I currently work in psych(1.5 years). there are many procdures in place to help protect pt and staff.Good luck in your choice.I find psych nursing to rewarding.:)

Safety is your number one priority. Never go into a situation alone. Make sure you have people there to back you up. And never be afraid or show that your afraid. The hospitals specialize in medical emergencies and are not prepared to deal with psy issues and most of the time problems arise when a patient arrives at the hospital with a medical condition due to psy issues or psy issues manifest through the ordeal. The other day a situation occured with a patient and I felt more scared than I ever have in my life. It made me think that I might just go back to school for the psy tech program because I felt safer at the prison I used to work in. I mean at the prison I was never scared because I knew the CO's would help me. At the hospital security isnt even alloweed to carry mace.

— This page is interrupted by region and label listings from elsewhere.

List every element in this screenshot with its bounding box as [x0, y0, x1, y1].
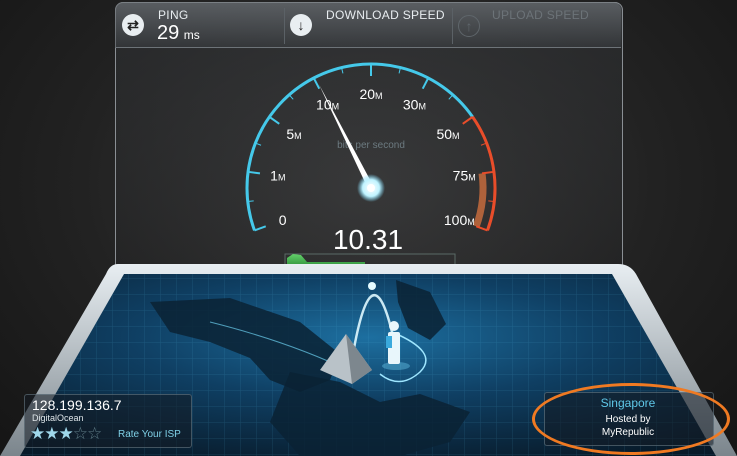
- ping-label: PING: [158, 8, 189, 22]
- gauge-arc-glow: [472, 172, 487, 228]
- rate-isp-link[interactable]: Rate Your ISP: [118, 429, 181, 440]
- gauge-tick-label: 100M: [444, 212, 475, 228]
- gauge-tick-mark: [247, 170, 261, 175]
- gauge-tick-label: 50M: [436, 126, 459, 142]
- download-label: DOWNLOAD SPEED: [326, 8, 445, 22]
- star-icon[interactable]: ★: [59, 424, 74, 443]
- gauge-tick-mark: [254, 225, 267, 232]
- gauge-tick-mark: [421, 77, 430, 90]
- gauge-tick-label: 75M: [453, 168, 476, 184]
- isp-rating-stars[interactable]: ★★★☆☆: [30, 424, 102, 444]
- download-arrow-icon: ↓: [290, 14, 312, 36]
- origin-node: [368, 282, 376, 290]
- gauge-tick-label: 30M: [403, 97, 426, 113]
- highlight-ring: [532, 383, 730, 455]
- speed-readout: 10.31: [333, 224, 403, 255]
- gauge-tick-mark: [475, 225, 488, 232]
- gauge-tick-mark: [268, 116, 280, 125]
- upload-label: UPLOAD SPEED: [492, 8, 589, 22]
- gauge-tick-mark: [481, 170, 495, 175]
- server-pin-head: [389, 321, 399, 331]
- divider: [452, 8, 453, 44]
- gauge-tick-label: 5M: [286, 126, 301, 142]
- gauge-minor-tick: [448, 94, 454, 100]
- needle-hub: [367, 184, 375, 192]
- gauge-minor-tick: [488, 200, 495, 202]
- gauge-tick-label: 1M: [270, 168, 285, 184]
- ping-readout: 29 ms: [157, 22, 200, 45]
- ping-icon: ⇄: [122, 14, 144, 36]
- gauge-minor-tick: [288, 94, 294, 100]
- divider: [284, 8, 285, 44]
- star-icon[interactable]: ☆: [73, 424, 88, 443]
- upload-arrow-icon: ↑: [458, 15, 480, 37]
- star-icon[interactable]: ★: [44, 424, 59, 443]
- ping-value: 29: [157, 22, 180, 44]
- star-icon[interactable]: ★: [30, 424, 45, 443]
- gauge-tick-label: 0: [279, 212, 287, 228]
- server-pin-accent: [386, 336, 392, 348]
- gauge-minor-tick: [247, 200, 254, 202]
- ping-unit: ms: [183, 28, 200, 42]
- gauge-tick-label: 20M: [359, 86, 382, 102]
- isp-name: DigitalOcean: [32, 413, 84, 423]
- star-icon[interactable]: ☆: [87, 424, 102, 443]
- gauge-tick-mark: [312, 77, 321, 90]
- speed-gauge: 01M5M10M20M30M50M75M100M bits per second…: [245, 62, 497, 264]
- gauge-tick-mark: [462, 116, 474, 125]
- ip-address: 128.199.136.7: [32, 397, 122, 413]
- gauge-tick-label: 10M: [316, 97, 339, 113]
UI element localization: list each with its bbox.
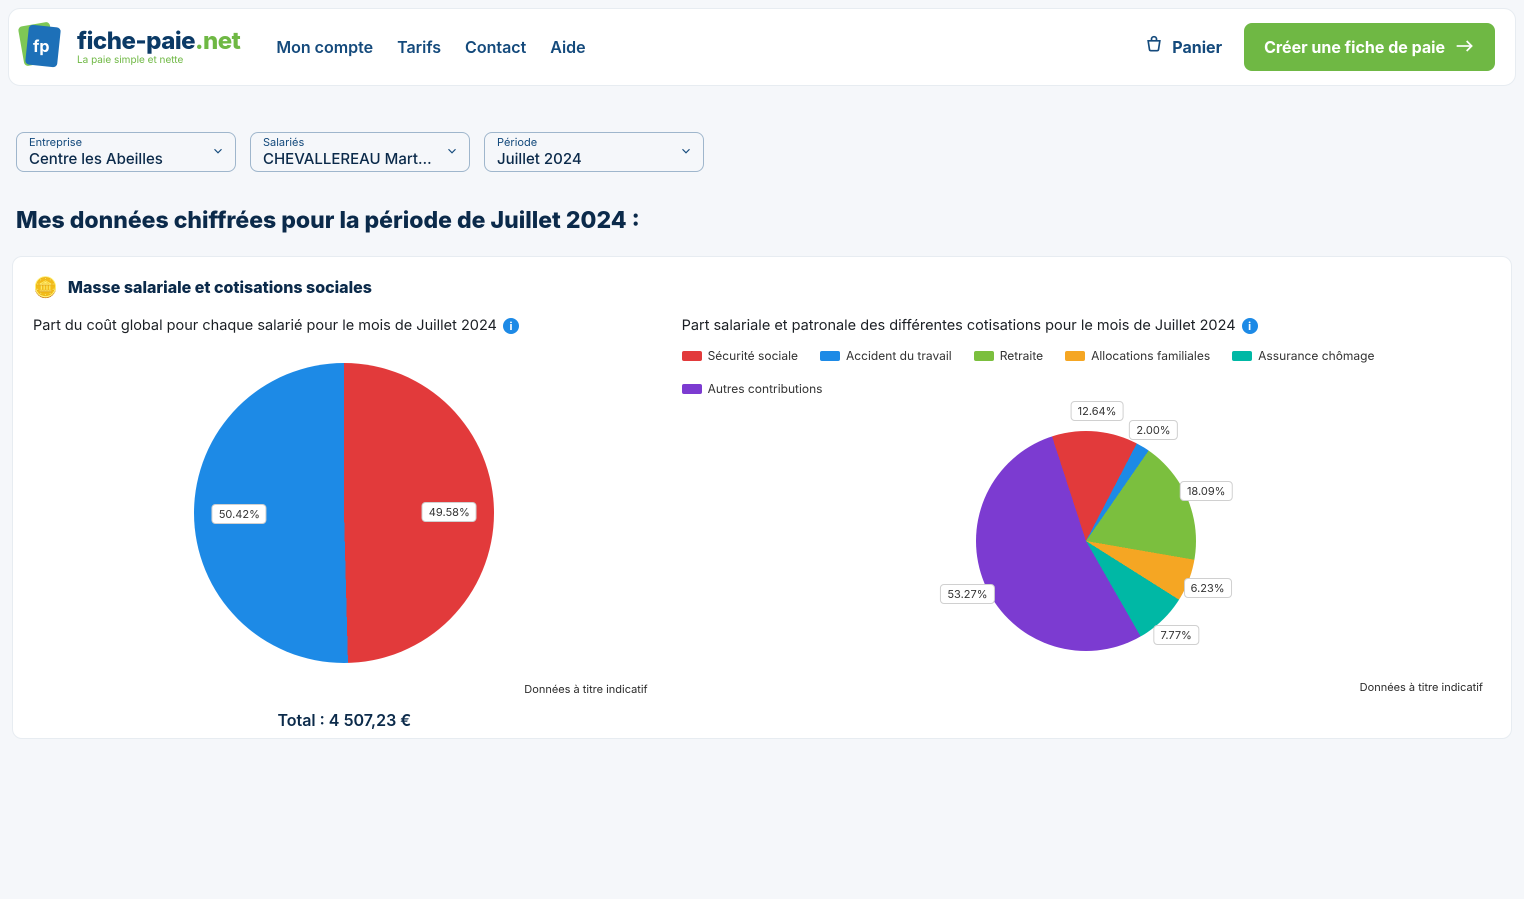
legend-label: Retraite [1000,348,1043,363]
legend-swatch [1065,351,1085,361]
cart-button[interactable]: Panier [1144,35,1222,59]
chevron-down-icon [211,142,225,162]
legend-label: Allocations familiales [1091,348,1210,363]
pie-slice-label: 6.23% [1184,578,1232,598]
create-payslip-button[interactable]: Créer une fiche de paie [1244,23,1495,71]
legend-item[interactable]: Allocations familiales [1065,348,1210,363]
cart-icon [1144,35,1164,59]
pie-slice-label: 53.27% [940,584,994,604]
select-label: Salariés [263,137,435,148]
pie1-wrap: 49.58% 50.42% [33,348,656,678]
legend-item[interactable]: Assurance chômage [1232,348,1374,363]
select-entreprise[interactable]: Entreprise Centre les Abeilles [16,132,236,172]
chart-cotisations: Part salariale et patronale des différen… [682,317,1491,730]
logo-text: fiche-paie.net La paie simple et nette [77,29,240,65]
total-line: Total : 4 507,23 € [33,710,656,730]
select-value: Juillet 2024 [497,150,669,168]
chart1-title: Part du coût global pour chaque salarié … [33,317,497,334]
legend-label: Assurance chômage [1258,348,1374,363]
nav-contact[interactable]: Contact [465,37,526,57]
legend-swatch [820,351,840,361]
panel-masse-salariale: 🪙 Masse salariale et cotisations sociale… [12,256,1512,739]
logo-mark-icon: fp [21,24,67,70]
legend-item[interactable]: Sécurité sociale [682,348,798,363]
pie-chart-cotisations [976,431,1196,651]
info-icon[interactable]: i [1242,318,1258,334]
filters-row: Entreprise Centre les Abeilles Salariés … [16,132,1508,172]
legend-swatch [682,351,702,361]
logo[interactable]: fp fiche-paie.net La paie simple et nett… [21,24,240,70]
panel-title: Masse salariale et cotisations sociales [68,277,372,297]
pie-slice-label: 18.09% [1180,481,1232,501]
legend-label: Accident du travail [846,348,952,363]
select-salaries[interactable]: Salariés CHEVALLEREAU Marti... [250,132,470,172]
nav-account[interactable]: Mon compte [276,37,373,57]
panel-header: 🪙 Masse salariale et cotisations sociale… [33,275,1491,299]
left-nav: fp fiche-paie.net La paie simple et nett… [21,24,586,70]
pie2-wrap: 12.64%2.00%18.09%6.23%7.77%53.27% [682,406,1491,676]
select-label: Entreprise [29,137,201,148]
chart2-title: Part salariale et patronale des différen… [682,317,1236,334]
select-value: CHEVALLEREAU Marti... [263,150,435,168]
chart-cost-per-employee: Part du coût global pour chaque salarié … [33,317,656,730]
nav-links: Mon compte Tarifs Contact Aide [276,37,585,57]
legend-swatch [682,384,702,394]
pie-slice-label: 49.58% [422,502,477,522]
pie-slice-label: 50.42% [212,504,267,524]
select-label: Période [497,137,669,148]
arrow-right-icon [1455,37,1475,57]
top-bar: fp fiche-paie.net La paie simple et nett… [8,8,1516,86]
select-periode[interactable]: Période Juillet 2024 [484,132,704,172]
chevron-down-icon [679,142,693,162]
nav-pricing[interactable]: Tarifs [397,37,441,57]
nav-help[interactable]: Aide [550,37,585,57]
legend-item[interactable]: Accident du travail [820,348,952,363]
select-value: Centre les Abeilles [29,150,201,168]
info-icon[interactable]: i [503,318,519,334]
cta-label: Créer une fiche de paie [1264,37,1445,57]
legend-label: Autres contributions [708,381,823,396]
pie-slice-label: 2.00% [1129,420,1177,440]
page-title: Mes données chiffrées pour la période de… [16,206,1508,234]
legend-swatch [974,351,994,361]
legend-item[interactable]: Autres contributions [682,381,823,396]
pie-slice-label: 7.77% [1154,625,1199,645]
coin-hand-icon: 🪙 [33,275,58,299]
indicative-note: Données à titre indicatif [682,680,1483,694]
right-nav: Panier Créer une fiche de paie [1144,23,1495,71]
legend-item[interactable]: Retraite [974,348,1043,363]
legend-label: Sécurité sociale [708,348,798,363]
cart-label: Panier [1172,37,1222,57]
chart2-legend: Sécurité sociale Accident du travail Retra… [682,348,1491,396]
chevron-down-icon [445,142,459,162]
pie-slice-label: 12.64% [1071,401,1124,421]
legend-swatch [1232,351,1252,361]
indicative-note: Données à titre indicatif [33,682,648,696]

My husband is afraid for me to work in psych. I am pre-nursing but I am really interested in the field. We have a local VA hospital in my town which in my view is an excellent place to practice. However, about 5 years ago a disturbed vet came in and when he perceived that the doctor and nurse were out to hurt him he shot and killed the doctor and wounded the nurse. This is all my husband focuses on when I say I want to work psych.